Acara ini menjadi momentum penting bagi LLDIKTI 6 untuk menyampaikan arah kebijakan dan mendengarkan langsung tantangan di lapangan. Plt Kepala LLDIKTI 6, Prof. Dr. Harun Joko Prayitno, menegaskan bahwa kerja sama akademik tidak cukup hanya sampai pada penandatanganan nota kesepahaman (MoU), namun harus ditindaklanjuti menjadi aksi nyata.
“Jangan sleeping MoU! Harus ada luaran nyata dari kerja sama. Baik itu riset kolaboratif, publikasi bersama, program pengabdian, atau hilirisasi hasil riset. PTS tidak boleh hanya jago seremoni, tetapi harus membuktikan eksistensinya melalui dampak yang terukur,” tegas Prof. Harun.

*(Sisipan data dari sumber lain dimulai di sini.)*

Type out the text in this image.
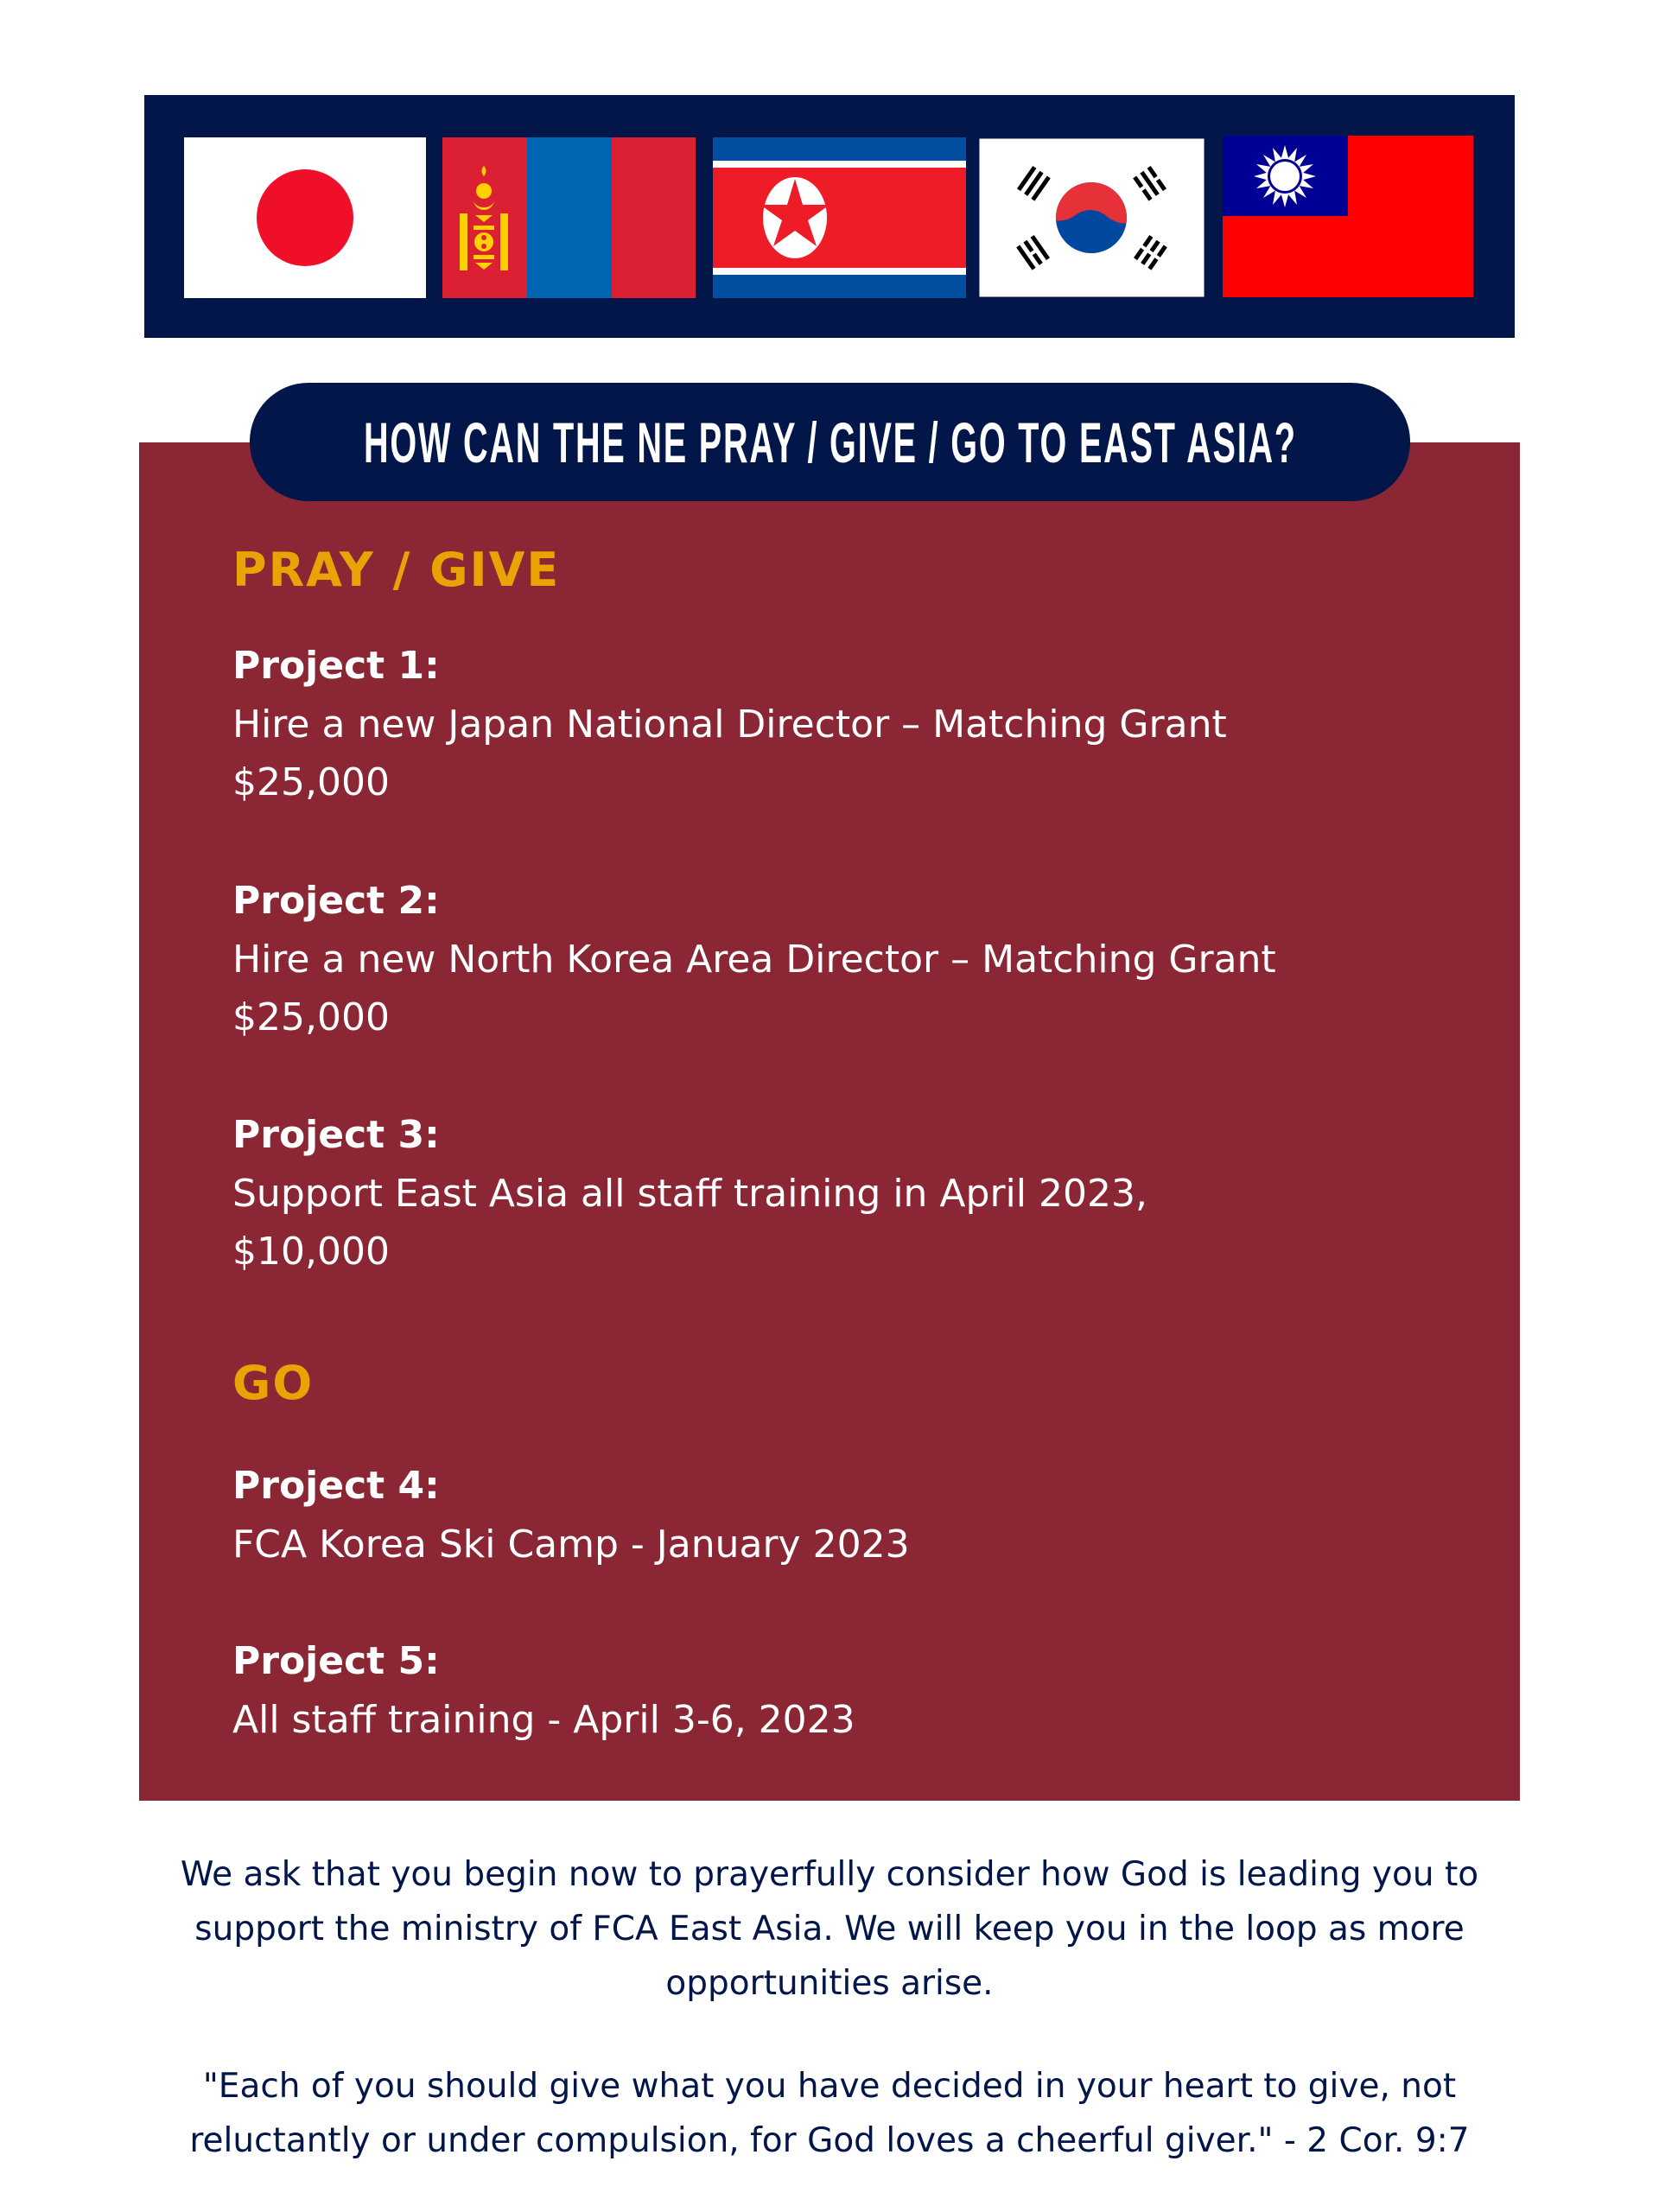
HOW CAN THE NE PRAY / GIVE / GO TO EAST ASIA?
PRAY / GIVE
Project 1:
Hire a new Japan National Director – Matching Grant
$25,000
Project 2:
Hire a new North Korea Area Director – Matching Grant
$25,000
Project 3:
Support East Asia all staff training in April 2023,
$10,000
GO
Project 4:
FCA Korea Ski Camp - January 2023
Project 5:
All staff training - April 3-6, 2023
We ask that you begin now to prayerfully consider how God is leading you to
support the ministry of FCA East Asia. We will keep you in the loop as more
opportunities arise.
"Each of you should give what you have decided in your heart to give, not
reluctantly or under compulsion, for God loves a cheerful giver." - 2 Cor. 9:7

Menjawab Tantangan, Menyongsong Transformasi
Kepala Bagian Umum LLDIKTI 6, Adhrial Refaddin, memaparkan kondisi faktual PTS di Jawa Tengah. Ia menyoroti rendahnya produktivitas riset, kurangnya jumlah dosen bergelar doktor, serta belum optimalnya data SINTA dan PDDIKTI di sejumlah institusi. Menurutnya, hanya sekitar 4 PTS di Jateng yang secara konsisten mencatat lebih dari 20 publikasi per dosen per tahun. Bahkan, sebanyak 50 PTS belum memiliki akun SINTA aktif.
“Publikasi berdampak kini menjadi indikator kinerja utama. Kita tidak bisa lagi menunda. Harus mulai merawat reputasi SINTA dan membangun riset yang punya arah,” ujar Adhrial.

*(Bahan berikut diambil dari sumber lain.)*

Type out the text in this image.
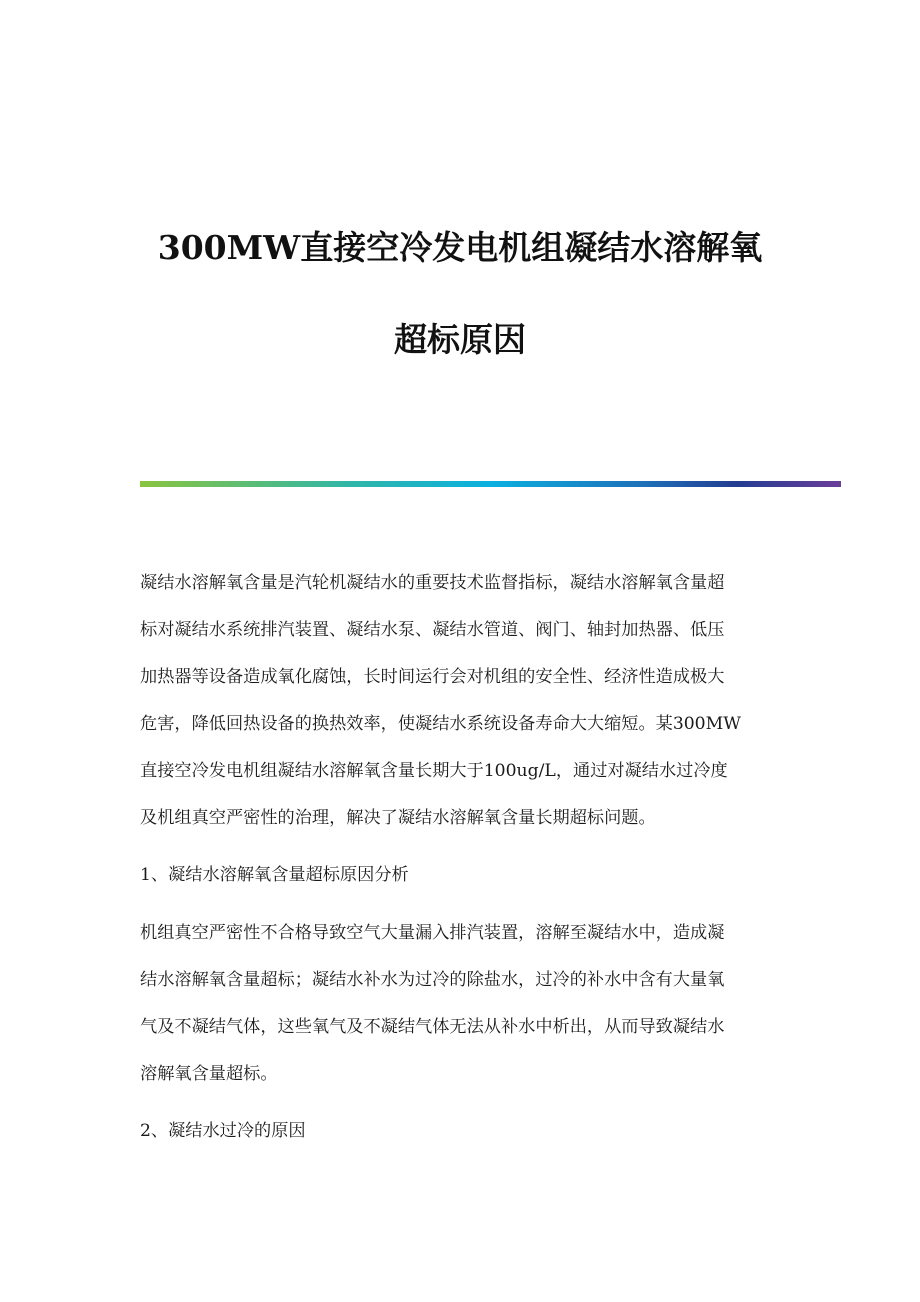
300MW直接空冷发电机组凝结水溶解氧
超标原因
凝结水溶解氧含量是汽轮机凝结水的重要技术监督指标，凝结水溶解氧含量超
标对凝结水系统排汽装置、凝结水泵、凝结水管道、阀门、轴封加热器、低压
加热器等设备造成氧化腐蚀，长时间运行会对机组的安全性、经济性造成极大
危害，降低回热设备的换热效率，使凝结水系统设备寿命大大缩短。某300MW
直接空冷发电机组凝结水溶解氧含量长期大于100ug/L，通过对凝结水过冷度
及机组真空严密性的治理，解决了凝结水溶解氧含量长期超标问题。
1、凝结水溶解氧含量超标原因分析
机组真空严密性不合格导致空气大量漏入排汽装置，溶解至凝结水中，造成凝
结水溶解氧含量超标；凝结水补水为过冷的除盐水，过冷的补水中含有大量氧
气及不凝结气体，这些氧气及不凝结气体无法从补水中析出，从而导致凝结水
溶解氧含量超标。
2、凝结水过冷的原因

Resonansi Suara Kampus: Harapan dan Kekhawatiran
Sesi diskusi berlangsung dinamis, dengan sejumlah perwakilan kampus menyampaikan kendala dan harapan. Perwakilan dari STIKES Kabupaten Magelang, misalnya, menyampaikan tantangannya dalam menjajaki kerja sama internasional dengan kampus luar negeri berbasis by research. “Kami ingin membuka program kolaboratif, tapi kami belum punya prodi sejenis. Kami juga butuh panduan soal skema kerja sama agar tidak hanya formalitas.” ungkap perwakilan STIKES.
Sementara itu, perwakilan dari Universitas Sains Al-Qur’an (UNSIQ) menyoroti perbedaan regulasi antara Kementerian Agama dan Kemendikbudristek yang kerap menyulitkan dosen dalam proses sertifikasi dan pengangkatan jabatan fungsional. “Kami mengalami keterlambatan pencairan tunjangan karena SK dosen dikeluarkan oleh Kemenag, sementara sistem pembayaran diatur oleh Kemendikbud. Koordinasi ini perlu disinergikan,” ujarnya.


Menanggapi berbagai masukan, Prof. Harun menegaskan bahwa transformasi kampus harus dimulai dari perubahan cara pandang: dari administratif menuju kebermanfaatan nyata. Ia mendorong PTS untuk membuka peluang kolaborasi lintas negara, memperkuat kapasitas dosen, dan mengembangkan program-program berbasis dampak.
“Kampus berdampak bukan hanya tentang seberapa banyak program studi, tapi seberapa besar pengaruhnya terhadap masyarakat, industri, dan dunia. Reputasi dibangun dari relevansi dan konsistensi,” jelas Prof. Harun.
LLDIKTI 6 menegaskan komitmennya untuk terus mendampingi dan memfasilitasi transformasi PTS agar menjadi institusi yang unggul, adaptif, dan berdaya saing global. FGD ini menjadi bagian dari rangkaian inisiatif untuk memastikan bahwa kebijakan Kampus Berdampak tidak hanya menjadi jargon, tetapi diwujudkan dalam aksi nyata yang menghasilkan perubahan positif di lingkungan kampus dan masyarakat luas.